· 

My favorite windowing function - WINDOW

The DAX windowing functions have helped me a lot in tackling complex analytical challenges. Nevertheless, I do not use them daily. This means sometimes I need time to regain the “windowing feel” again. This article will shorten the time until I’m thinking “windowing” again. Maybe it might help you as well.

 

I assume that you are aware of the mini-series of articles by Jeffrey Wang:

 

I consider RANK and ROWNUMBER somewhat special, so I will spare these two functions for a later article. Then, in my imagination, I consider OFFSET and INDEX as a shorter form of WINDOW. Because I like to minimize the number of tools I use, I will focus on WINDOW, but will mention OFFSET and INDEX when a somewhat shorter DAX statement can be used. What I love about these functions is the parameter called relation, which also gets me confused now and then. Even more if this parameter can be omitted. The official documentation (https://learn.microsoft.com/en-us/dax/window-function-dax) says it’s

 

A table expression from which the output rows are returned.

 

DAX guide (https://dax.guide/window/) states:

 

A table expression from which the output row is returned.

 

 

 

Here you can download the pbix file that contains the DAX measures: https://tommartens-my.sharepoint.com/:u:/g/personal/tom_minceddata_com/EaYvRtR7pL5JkB44j-VH1e4BgaO-cB8EHOgacJfr6tnkVg?e=2RR6sL

The relation parameter

f you are wondering why I love the parameter relation the most when it’s an optional parameter is simple: when this parameter is omitted, this parameter is implicitly replaced by the columns specified in the ORDERBY and PARTITIONBY sub-functions.

 

I think this makes understanding the DAX statement more complex by only saving some characters. “Explicit is better than implicit.” can be applied here. This is (should be) one of the guiding principles when creating Python code. You will find all these principles here: https://peps.python.org/pep-0020/. I imagine the relation as an ordered list of tuples, where a tuple can comprise one or more columns. The ordering of the tuples is specified by the ORDERBY sub-function. The next image shows a table from my very simple sample with some measures using the WINDOW function:

 

 

Row selection and the current row (the current tuple)

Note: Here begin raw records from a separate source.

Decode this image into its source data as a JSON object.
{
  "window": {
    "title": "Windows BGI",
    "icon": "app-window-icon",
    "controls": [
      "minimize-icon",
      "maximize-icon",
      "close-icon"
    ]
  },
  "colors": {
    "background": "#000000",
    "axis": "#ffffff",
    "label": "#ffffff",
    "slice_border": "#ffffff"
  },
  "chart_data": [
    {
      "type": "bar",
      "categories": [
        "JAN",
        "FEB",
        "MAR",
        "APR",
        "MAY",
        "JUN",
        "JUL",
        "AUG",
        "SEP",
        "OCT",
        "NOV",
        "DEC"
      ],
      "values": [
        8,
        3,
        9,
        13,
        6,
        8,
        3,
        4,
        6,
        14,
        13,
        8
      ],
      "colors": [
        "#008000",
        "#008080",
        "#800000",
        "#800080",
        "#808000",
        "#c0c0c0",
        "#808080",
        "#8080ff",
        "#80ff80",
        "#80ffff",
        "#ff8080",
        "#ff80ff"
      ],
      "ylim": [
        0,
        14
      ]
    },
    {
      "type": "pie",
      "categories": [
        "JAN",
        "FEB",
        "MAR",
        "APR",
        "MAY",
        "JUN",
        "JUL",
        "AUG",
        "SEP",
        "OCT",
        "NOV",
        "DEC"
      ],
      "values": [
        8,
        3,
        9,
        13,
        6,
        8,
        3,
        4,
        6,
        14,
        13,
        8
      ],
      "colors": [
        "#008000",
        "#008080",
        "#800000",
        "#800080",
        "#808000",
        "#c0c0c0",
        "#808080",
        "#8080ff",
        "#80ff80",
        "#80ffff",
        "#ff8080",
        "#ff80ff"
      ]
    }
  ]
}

Sometimes, I need some extra thinking about how the “row selector” works because I’m confused about the current row. In the first part of a mini-series about windowing functions, Jeffrey Wang makes it clear:

 

… the window function will derive the current partition and the current row from its evaluation context.

 

Even if this is simple and clear, now and then, I need some extra thinking. For this reason, I always use the following visualization that reminds me of how to properly use the row-selection parameter(s):

 

 

Most of the time, I use WINDOW over the more specialized functions OFFSET and INDEX. I always imagine the row selection parameters of the WINDOW function as defining a lower bound and an upper bound. The result of WINDOW returns the rows of the relation between these bounds, including the lower and the upper bound. The next table shows some examples, all the examples based on the 2024-01-07 as the current row (the current tuple):

Some advanced examples

The next sections showcase some advanced examples. The many use cases where windowing functions improve the performance of the DAX measure and make the code more readable are sometimes not obvious. The next chapters are here to help me remember how I solved some challenges in the past.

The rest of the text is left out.